Many of the readers of F-Blog may not be familiar with field of proteomics, since we have a tendency to be more chemistry-centric, but it’s a fascinating area and fast moving area of research. Just available online is a short review in Analytical Chemistry from Figeys and co-workers entitled Proteomics: From Technology Development to Biological Applications. This review provides a relatively quick synopsis of the various sub-disciplines within proteomics and the techniques being used today within those sub-disciplines. It covers quantitative proteomics, protein-protein interactions, post-translational modifications (PTMs), and chemical proteomics as the sub-disciplines and then moves to the tools used such as LC/MS, bioinformatics, and database management.
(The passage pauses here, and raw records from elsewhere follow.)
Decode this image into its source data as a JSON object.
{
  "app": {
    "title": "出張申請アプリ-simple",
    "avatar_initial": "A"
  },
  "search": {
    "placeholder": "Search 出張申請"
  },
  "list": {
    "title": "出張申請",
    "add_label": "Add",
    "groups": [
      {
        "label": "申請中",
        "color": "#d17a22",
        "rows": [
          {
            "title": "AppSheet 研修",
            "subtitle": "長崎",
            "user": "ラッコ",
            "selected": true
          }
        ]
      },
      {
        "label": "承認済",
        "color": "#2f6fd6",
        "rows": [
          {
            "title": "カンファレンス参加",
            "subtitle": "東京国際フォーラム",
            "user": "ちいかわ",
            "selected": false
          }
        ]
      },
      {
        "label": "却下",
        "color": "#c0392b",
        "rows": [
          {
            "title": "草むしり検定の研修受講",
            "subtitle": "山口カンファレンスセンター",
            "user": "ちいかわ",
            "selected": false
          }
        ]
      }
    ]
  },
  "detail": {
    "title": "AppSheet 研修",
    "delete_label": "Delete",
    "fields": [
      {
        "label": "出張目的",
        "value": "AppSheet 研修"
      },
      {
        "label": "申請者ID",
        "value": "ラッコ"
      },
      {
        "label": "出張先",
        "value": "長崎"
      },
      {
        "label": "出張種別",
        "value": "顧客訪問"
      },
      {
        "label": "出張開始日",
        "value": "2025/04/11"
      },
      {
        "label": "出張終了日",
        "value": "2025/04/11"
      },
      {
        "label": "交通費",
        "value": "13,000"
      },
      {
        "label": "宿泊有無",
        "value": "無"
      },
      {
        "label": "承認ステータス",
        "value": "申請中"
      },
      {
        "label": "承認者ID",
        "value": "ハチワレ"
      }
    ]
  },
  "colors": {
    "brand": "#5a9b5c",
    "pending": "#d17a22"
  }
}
As one reads through the review you realize the importance of sample enrichment and separations in proteomics. That, of course, is where fluorous comes in. The vastness and complexity of the proteome makes enrichment a vital strategy in simplifying a sample for analysis. For example, if you’re looking to study glycosylation as a post-translational modification, you want to be able to examine just those proteins that are glycosylated. So methods which separate the glycosylated proteins from all the non-glycosylated ones are devised. (Later this week, we’ll publish a blog post about just such a strategy.) The most common method for enrichment is to use some sort of affinity chromatography. Biotin, His-tags, IMAC, are all popular methods.
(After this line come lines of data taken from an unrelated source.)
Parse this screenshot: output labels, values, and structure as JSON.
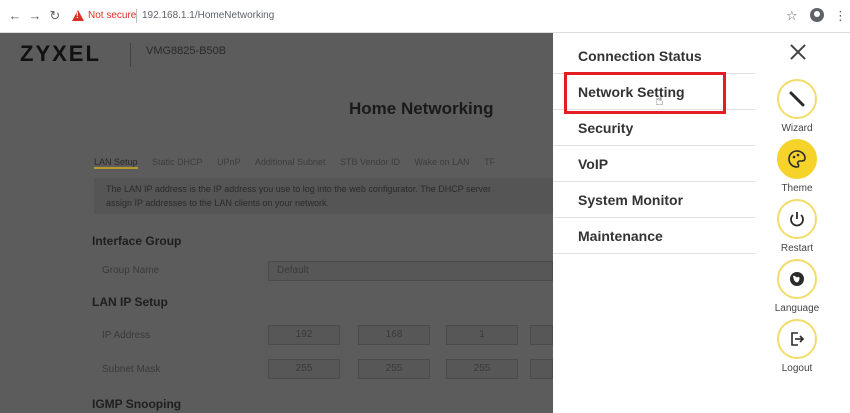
{
  "browser": {
    "back": "←",
    "forward": "→",
    "reload": "↻",
    "security_text": "Not secure",
    "url": "192.168.1.1/HomeNetworking",
    "star": "☆",
    "menu": "⋮"
  },
  "header": {
    "logo": "ZYXEL",
    "model": "VMG8825-B50B"
  },
  "page": {
    "title": "Home Networking",
    "tabs": [
      "LAN Setup",
      "Static DHCP",
      "UPnP",
      "Additional Subnet",
      "STB Vendor ID",
      "Wake on LAN",
      "TF"
    ],
    "info_line1": "The LAN IP address is the IP address you use to log into the web configurator. The DHCP server",
    "info_line2": "assign IP addresses to the LAN clients on your network.",
    "interface_group": "Interface Group",
    "group_name_label": "Group Name",
    "group_name_value": "Default",
    "lan_ip_setup": "LAN IP Setup",
    "ip_address_label": "IP Address",
    "ip": [
      "192",
      "168",
      "1",
      ""
    ],
    "subnet_mask_label": "Subnet Mask",
    "mask": [
      "255",
      "255",
      "255",
      ""
    ],
    "igmp_snooping": "IGMP Snooping"
  },
  "menu": {
    "items": [
      "Connection Status",
      "Network Setting",
      "Security",
      "VoIP",
      "System Monitor",
      "Maintenance"
    ]
  },
  "icons": {
    "wizard": "Wizard",
    "theme": "Theme",
    "restart": "Restart",
    "language": "Language",
    "logout": "Logout"
  },
  "colors": {
    "highlight": "#e41c23",
    "accent": "#f5d32a"
  }
}
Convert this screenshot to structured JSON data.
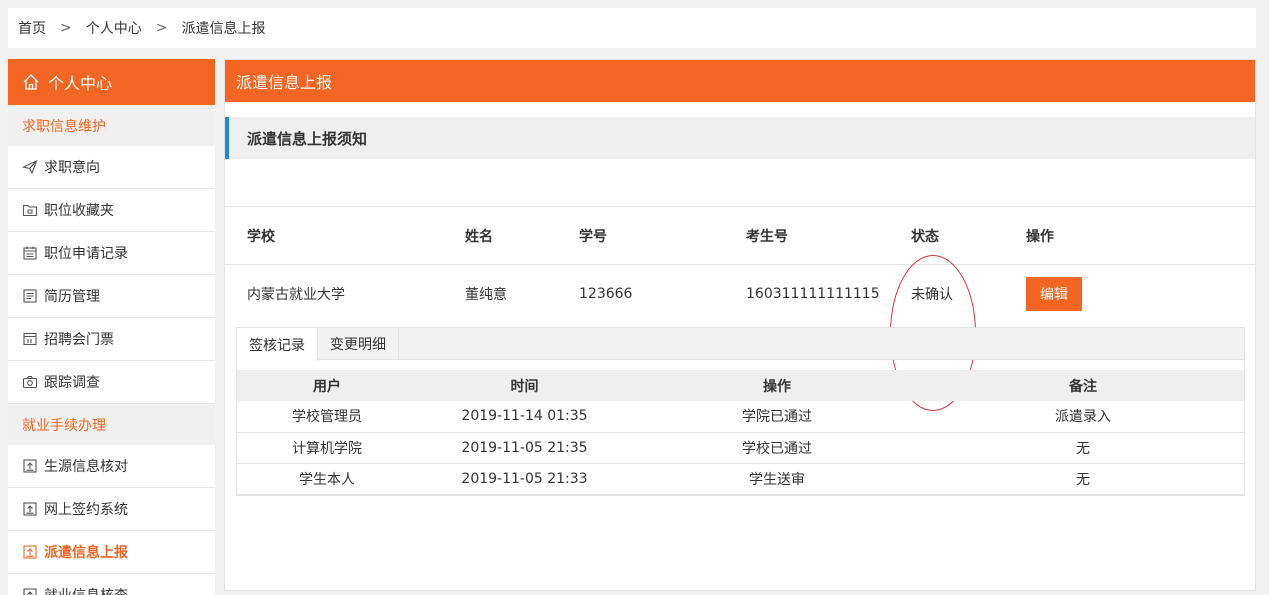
{
  "breadcrumb": [
    "首页",
    "个人中心",
    "派遣信息上报"
  ],
  "sidebar": {
    "title": "个人中心",
    "groups": [
      {
        "label": "求职信息维护",
        "items": [
          {
            "label": "求职意向",
            "icon": "paper-plane-icon"
          },
          {
            "label": "职位收藏夹",
            "icon": "folder-icon"
          },
          {
            "label": "职位申请记录",
            "icon": "calendar-icon"
          },
          {
            "label": "简历管理",
            "icon": "document-icon"
          },
          {
            "label": "招聘会门票",
            "icon": "ticket-icon"
          },
          {
            "label": "跟踪调查",
            "icon": "camera-icon"
          }
        ]
      },
      {
        "label": "就业手续办理",
        "items": [
          {
            "label": "生源信息核对",
            "icon": "upload-box-icon"
          },
          {
            "label": "网上签约系统",
            "icon": "upload-box-icon"
          },
          {
            "label": "派遣信息上报",
            "icon": "upload-box-icon",
            "active": true
          },
          {
            "label": "就业信息核查",
            "icon": "upload-box-icon"
          }
        ]
      }
    ]
  },
  "main": {
    "title": "派遣信息上报",
    "notice_title": "派遣信息上报须知",
    "table": {
      "headers": [
        "学校",
        "姓名",
        "学号",
        "考生号",
        "状态",
        "操作"
      ],
      "row": {
        "school": "内蒙古就业大学",
        "name": "董纯意",
        "student_id": "123666",
        "exam_id": "160311111111115",
        "status": "未确认",
        "action": "编辑"
      }
    },
    "tabs": [
      "签核记录",
      "变更明细"
    ],
    "log": {
      "headers": [
        "用户",
        "时间",
        "操作",
        "备注"
      ],
      "rows": [
        [
          "学校管理员",
          "2019-11-14 01:35",
          "学院已通过",
          "派遣录入"
        ],
        [
          "计算机学院",
          "2019-11-05 21:35",
          "学校已通过",
          "无"
        ],
        [
          "学生本人",
          "2019-11-05 21:33",
          "学生送审",
          "无"
        ]
      ]
    }
  },
  "colors": {
    "accent": "#f26522",
    "notice_bar": "#1e88e5",
    "annotation": "#d9303a"
  }
}
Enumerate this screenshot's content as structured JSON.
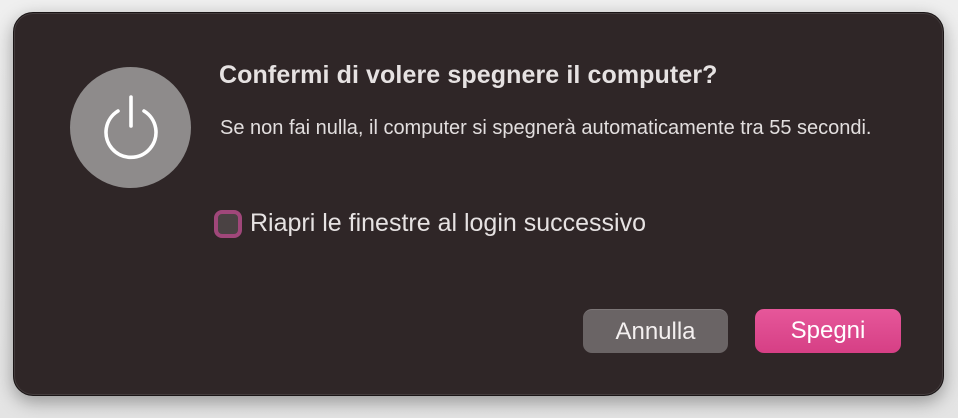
{
  "dialog": {
    "title": "Confermi di volere spegnere il computer?",
    "message": "Se non fai nulla, il computer si spegnerà automaticamente tra 55 secondi.",
    "icon": "power-icon",
    "checkbox": {
      "label": "Riapri le finestre al login successivo",
      "checked": false
    },
    "buttons": {
      "cancel_label": "Annulla",
      "confirm_label": "Spegni"
    }
  },
  "colors": {
    "dialog_background": "#2f2627",
    "accent": "#e04d91",
    "icon_badge": "#8e8b8b",
    "secondary_button": "#6a6465"
  }
}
Fluorous has been used also in this regard, although not as extensively as we’d like up to this point, but we think we’re making up ground. There’s a brief nod to fluorous techniques within the review, but I believe the reference is incorrect. (They meant to cite this reference to fluorous enrichment, but cited this one instead.) Fluorous enrichments have the advantage of low non-specific binding, excellent MS characteristics, and complete compatibility with standard protein identification software.